The Romance – Explore the budding romance of Tony and Maria with the songs “Maria” and “Tonight” as Rachel Zegler (Maria) and Ansel Elgort (Tony) talk about the casting process, and what led them to this career-defining film.
America – During a sweltering New York heat wave, the cast and crew take the production to the streets for one of the biggest dance numbers in the film, “America,” featuring Ariana DeBose, who plays Anita.
Gee, Officer Krupke – Spielberg and the Jets make “Gee, Officer Krupke” their own through a new setting, vocal direction and choreography, while they explore the meaning of Stephen Sondheim’s lyrics. Get to know Iris Menas (Anybodys) and the significance of their role.
Cool – During the first week of production, Spielberg and the cast nervously jump into filming on the elaborate and challenging set of the musical number “Cool.”
From Quintet to The Rumble – Spielberg and his team navigate the intertwining scenes of “The Quintet” and “The Rumble.” Once there, they take a scene that is traditionally stylishly choreographed, and instead bring a more visceral authenticity to the fight between the two gangs.

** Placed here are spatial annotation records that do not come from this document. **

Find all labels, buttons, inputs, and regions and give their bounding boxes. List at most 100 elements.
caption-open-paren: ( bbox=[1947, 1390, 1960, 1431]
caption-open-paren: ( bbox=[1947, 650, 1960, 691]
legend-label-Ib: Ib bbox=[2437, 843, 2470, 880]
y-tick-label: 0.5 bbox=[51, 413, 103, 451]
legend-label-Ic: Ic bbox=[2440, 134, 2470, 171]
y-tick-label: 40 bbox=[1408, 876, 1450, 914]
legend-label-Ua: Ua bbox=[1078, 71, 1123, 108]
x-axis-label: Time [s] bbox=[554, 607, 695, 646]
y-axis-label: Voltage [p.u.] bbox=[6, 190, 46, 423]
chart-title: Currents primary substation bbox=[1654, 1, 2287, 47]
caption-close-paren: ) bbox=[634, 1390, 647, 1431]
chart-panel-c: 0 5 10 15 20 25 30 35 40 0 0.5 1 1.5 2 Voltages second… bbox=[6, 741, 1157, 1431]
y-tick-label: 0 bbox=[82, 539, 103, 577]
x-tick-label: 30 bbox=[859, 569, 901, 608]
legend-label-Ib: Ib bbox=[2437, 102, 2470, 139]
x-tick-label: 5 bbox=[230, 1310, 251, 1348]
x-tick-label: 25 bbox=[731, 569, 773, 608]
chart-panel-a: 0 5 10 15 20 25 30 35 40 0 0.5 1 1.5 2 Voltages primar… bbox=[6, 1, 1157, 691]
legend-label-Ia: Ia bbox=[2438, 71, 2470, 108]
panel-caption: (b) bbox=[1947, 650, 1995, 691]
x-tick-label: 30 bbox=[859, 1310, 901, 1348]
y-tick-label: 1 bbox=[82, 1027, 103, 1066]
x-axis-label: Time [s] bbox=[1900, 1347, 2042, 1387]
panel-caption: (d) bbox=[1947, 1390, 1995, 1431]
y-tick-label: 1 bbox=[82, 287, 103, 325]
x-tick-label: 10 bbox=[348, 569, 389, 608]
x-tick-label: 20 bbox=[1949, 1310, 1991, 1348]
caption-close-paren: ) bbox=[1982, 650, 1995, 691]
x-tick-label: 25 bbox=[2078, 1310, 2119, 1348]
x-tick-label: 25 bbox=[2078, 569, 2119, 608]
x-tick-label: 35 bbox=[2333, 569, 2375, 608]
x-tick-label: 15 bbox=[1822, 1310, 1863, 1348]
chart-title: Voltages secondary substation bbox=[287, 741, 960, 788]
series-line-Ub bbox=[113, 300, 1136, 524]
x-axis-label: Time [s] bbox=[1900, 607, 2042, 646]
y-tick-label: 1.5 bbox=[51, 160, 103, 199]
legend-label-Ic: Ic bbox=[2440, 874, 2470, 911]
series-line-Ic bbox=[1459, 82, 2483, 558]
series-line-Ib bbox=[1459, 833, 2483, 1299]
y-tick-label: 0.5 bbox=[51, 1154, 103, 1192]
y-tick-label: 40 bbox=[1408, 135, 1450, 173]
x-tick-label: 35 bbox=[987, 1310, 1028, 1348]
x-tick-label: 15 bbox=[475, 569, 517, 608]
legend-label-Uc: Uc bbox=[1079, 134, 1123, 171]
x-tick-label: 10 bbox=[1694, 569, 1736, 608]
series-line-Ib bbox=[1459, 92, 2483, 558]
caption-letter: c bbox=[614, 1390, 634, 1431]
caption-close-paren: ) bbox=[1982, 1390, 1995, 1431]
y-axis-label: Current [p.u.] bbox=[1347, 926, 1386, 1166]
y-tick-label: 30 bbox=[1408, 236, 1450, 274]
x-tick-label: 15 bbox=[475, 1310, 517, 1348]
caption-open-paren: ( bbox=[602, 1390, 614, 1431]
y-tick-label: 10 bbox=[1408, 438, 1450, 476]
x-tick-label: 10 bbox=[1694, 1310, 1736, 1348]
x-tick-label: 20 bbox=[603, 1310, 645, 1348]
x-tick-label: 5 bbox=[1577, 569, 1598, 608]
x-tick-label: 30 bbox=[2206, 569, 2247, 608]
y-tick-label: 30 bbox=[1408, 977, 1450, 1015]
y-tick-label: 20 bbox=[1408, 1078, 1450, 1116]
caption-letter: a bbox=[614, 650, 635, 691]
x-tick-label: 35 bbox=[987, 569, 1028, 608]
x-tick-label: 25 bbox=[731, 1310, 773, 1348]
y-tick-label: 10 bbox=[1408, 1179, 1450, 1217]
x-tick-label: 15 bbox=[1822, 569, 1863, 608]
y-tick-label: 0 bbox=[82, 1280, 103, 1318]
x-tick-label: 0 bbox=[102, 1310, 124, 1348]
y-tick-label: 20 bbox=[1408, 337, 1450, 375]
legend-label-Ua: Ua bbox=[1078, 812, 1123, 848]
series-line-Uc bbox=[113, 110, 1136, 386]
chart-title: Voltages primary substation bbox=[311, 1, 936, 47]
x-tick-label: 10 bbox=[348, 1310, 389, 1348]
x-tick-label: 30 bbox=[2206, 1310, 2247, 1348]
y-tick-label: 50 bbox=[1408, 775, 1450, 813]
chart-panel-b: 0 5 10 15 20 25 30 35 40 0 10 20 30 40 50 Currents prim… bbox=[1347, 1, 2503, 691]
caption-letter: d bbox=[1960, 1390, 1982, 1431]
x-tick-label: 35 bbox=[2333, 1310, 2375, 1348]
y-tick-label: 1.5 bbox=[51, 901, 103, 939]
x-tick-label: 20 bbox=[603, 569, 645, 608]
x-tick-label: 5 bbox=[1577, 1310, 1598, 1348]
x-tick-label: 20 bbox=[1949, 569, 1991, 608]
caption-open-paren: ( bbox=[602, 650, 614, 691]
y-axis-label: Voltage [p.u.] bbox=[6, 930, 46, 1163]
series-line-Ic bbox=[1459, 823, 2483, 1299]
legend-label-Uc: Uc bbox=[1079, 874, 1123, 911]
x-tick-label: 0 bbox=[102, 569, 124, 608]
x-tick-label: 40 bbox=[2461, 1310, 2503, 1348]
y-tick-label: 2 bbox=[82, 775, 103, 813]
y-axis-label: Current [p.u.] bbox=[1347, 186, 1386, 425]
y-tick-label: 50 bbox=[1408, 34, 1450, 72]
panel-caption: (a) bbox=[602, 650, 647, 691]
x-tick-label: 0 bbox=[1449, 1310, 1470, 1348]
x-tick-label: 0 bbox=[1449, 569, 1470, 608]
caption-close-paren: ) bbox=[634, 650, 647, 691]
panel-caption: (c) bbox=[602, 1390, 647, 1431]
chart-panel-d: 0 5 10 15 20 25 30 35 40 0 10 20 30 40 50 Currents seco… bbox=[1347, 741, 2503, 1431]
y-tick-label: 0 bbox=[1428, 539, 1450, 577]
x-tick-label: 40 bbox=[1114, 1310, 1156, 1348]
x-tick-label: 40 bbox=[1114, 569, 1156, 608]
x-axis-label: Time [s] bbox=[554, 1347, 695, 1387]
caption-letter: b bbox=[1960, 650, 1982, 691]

I Feel Pretty – Screenwriter Tony Kushner sheds new light on “I Feel Pretty.” We see how, in Spielberg’s film, the beloved song by lyricist Stephen Sondheim is given new vision, as it is set and performed within Gimbel’s department store.
Somewhere – Hollywood Legend Rita Moreno, who won acclaim for playing Anita in the 1961 film, returns as Valentina, a shopkeeper’s widow, as well as an executive producer. She brings extraordinary experience and emotion to the film and sings the song “Somewhere.”
Finale – In a moving testament to the talented cast and crew of WEST SIDE STORY, Spielberg reluctantly wraps “one of the best filmmaking experiences” of his career.
Tribute – The late Stephen Sondheim reflects on his career and experience making WEST SIDE STORY in this dedication to the esteemed lyricist.
Go directly to your favorite musical numbers from WEST SIDE STORY.
The Dance At The Gym
Balcony Scene (Tonight)
Gee, Officer Krupke
One Hand, One Heart
I Feel Pretty
A Boy Like That/I Have A Love
“West Side Story” is available on Blu-ray, 4K, and Digital today.